Environmental Narratives
Courses in this category focus on narratives that individuals and cultures have created to describe, understand, and justify their relationships and interactions with the natural world. Through these courses, students develop their ability to recognize, understand, and critique these narratives.
The Science of Environmental Issues
Courses in this category emphasize a scientific perspective on the environment. Through these courses, students develop an ability to apply scientific methodologies to investigations, analyses, quantitative procedures, and understandings of environmental issues.

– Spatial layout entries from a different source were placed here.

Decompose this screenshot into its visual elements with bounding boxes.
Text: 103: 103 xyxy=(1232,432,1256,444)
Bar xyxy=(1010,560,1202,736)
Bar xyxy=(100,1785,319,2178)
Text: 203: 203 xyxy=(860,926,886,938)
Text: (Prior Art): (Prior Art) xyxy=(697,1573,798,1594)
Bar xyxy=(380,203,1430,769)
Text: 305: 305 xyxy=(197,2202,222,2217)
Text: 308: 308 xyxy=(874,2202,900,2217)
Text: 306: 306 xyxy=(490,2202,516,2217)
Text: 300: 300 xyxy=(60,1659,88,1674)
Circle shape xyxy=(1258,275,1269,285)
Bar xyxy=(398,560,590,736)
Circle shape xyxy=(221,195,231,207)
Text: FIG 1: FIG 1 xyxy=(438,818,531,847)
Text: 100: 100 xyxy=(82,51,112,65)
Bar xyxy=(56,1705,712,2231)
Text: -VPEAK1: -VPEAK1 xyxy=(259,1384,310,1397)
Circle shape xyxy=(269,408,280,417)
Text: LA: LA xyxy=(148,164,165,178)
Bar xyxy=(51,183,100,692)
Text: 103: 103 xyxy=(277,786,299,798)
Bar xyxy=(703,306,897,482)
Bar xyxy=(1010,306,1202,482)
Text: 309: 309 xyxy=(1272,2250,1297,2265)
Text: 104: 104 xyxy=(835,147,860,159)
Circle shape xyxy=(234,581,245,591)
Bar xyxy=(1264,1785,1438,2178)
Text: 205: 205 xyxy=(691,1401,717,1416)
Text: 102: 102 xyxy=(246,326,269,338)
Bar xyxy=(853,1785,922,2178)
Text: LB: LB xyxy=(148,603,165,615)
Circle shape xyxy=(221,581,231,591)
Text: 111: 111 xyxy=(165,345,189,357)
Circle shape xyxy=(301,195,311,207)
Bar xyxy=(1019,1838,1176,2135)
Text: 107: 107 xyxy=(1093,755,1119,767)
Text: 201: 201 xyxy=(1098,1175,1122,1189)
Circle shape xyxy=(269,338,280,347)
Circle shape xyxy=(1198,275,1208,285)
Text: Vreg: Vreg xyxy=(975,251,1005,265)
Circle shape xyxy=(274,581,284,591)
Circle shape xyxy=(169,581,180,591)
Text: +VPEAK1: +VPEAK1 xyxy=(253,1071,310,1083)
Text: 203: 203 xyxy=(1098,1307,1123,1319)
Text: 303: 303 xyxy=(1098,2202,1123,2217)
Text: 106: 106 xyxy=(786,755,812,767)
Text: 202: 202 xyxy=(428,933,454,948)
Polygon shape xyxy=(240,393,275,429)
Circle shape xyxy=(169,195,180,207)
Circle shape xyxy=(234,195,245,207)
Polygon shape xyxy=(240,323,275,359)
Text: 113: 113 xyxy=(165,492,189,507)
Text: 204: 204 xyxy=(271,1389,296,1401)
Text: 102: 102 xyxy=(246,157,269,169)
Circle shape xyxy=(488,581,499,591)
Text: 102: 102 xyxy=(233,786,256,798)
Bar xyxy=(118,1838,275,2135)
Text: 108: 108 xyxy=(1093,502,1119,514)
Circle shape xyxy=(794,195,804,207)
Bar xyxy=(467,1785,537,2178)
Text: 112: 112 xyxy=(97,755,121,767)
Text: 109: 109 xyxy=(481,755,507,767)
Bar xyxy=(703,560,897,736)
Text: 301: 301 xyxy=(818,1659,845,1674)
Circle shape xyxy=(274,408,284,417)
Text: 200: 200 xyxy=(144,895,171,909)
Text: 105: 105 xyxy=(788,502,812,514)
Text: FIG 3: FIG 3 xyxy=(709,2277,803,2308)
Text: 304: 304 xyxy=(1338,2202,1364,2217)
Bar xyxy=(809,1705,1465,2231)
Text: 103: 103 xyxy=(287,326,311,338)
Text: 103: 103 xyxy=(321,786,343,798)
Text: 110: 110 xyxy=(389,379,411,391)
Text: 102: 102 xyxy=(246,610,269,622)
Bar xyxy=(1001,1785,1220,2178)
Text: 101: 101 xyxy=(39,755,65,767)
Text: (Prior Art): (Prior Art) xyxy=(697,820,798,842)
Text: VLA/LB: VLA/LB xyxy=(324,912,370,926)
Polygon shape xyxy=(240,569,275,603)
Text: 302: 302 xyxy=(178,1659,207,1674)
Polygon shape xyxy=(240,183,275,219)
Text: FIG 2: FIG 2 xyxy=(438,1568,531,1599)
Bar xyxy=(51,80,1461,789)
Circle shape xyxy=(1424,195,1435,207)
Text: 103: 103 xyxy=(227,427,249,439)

Communities, Policies, and Management of Environmental Issues
Courses in this category focus on the role that communities, governments, organizations, or groups play in environmental issues. Through these courses, students develop an understanding of how these different entities function as well as an appreciation for how they might contribute to environmental issues and their resolutions.
Environmental Applications
Courses in this category integrate intellectual inquiry with emotional, social, or physical engagement in nature or environmental issues. Through these courses, students develop an appreciation for ways of knowing and understanding beyond those grounded solely in intellectual approaches. They also develop their ability to integrate theoretical and applied learning when addressing complex questions and issues.
Liberal Education Equivalencies
Students who enroll at Northland with college credits earned at other institutions may fulfill some or all of the liberal education requirements through transfer equivalencies. This includes both first-time freshmen who earned college credit while in high school and transfer students. Individual transfer evaluations will indicate which requirements, if any, have been met through these equivalencies.
AP and CLEP tests can be utilized to fulfill course requirements.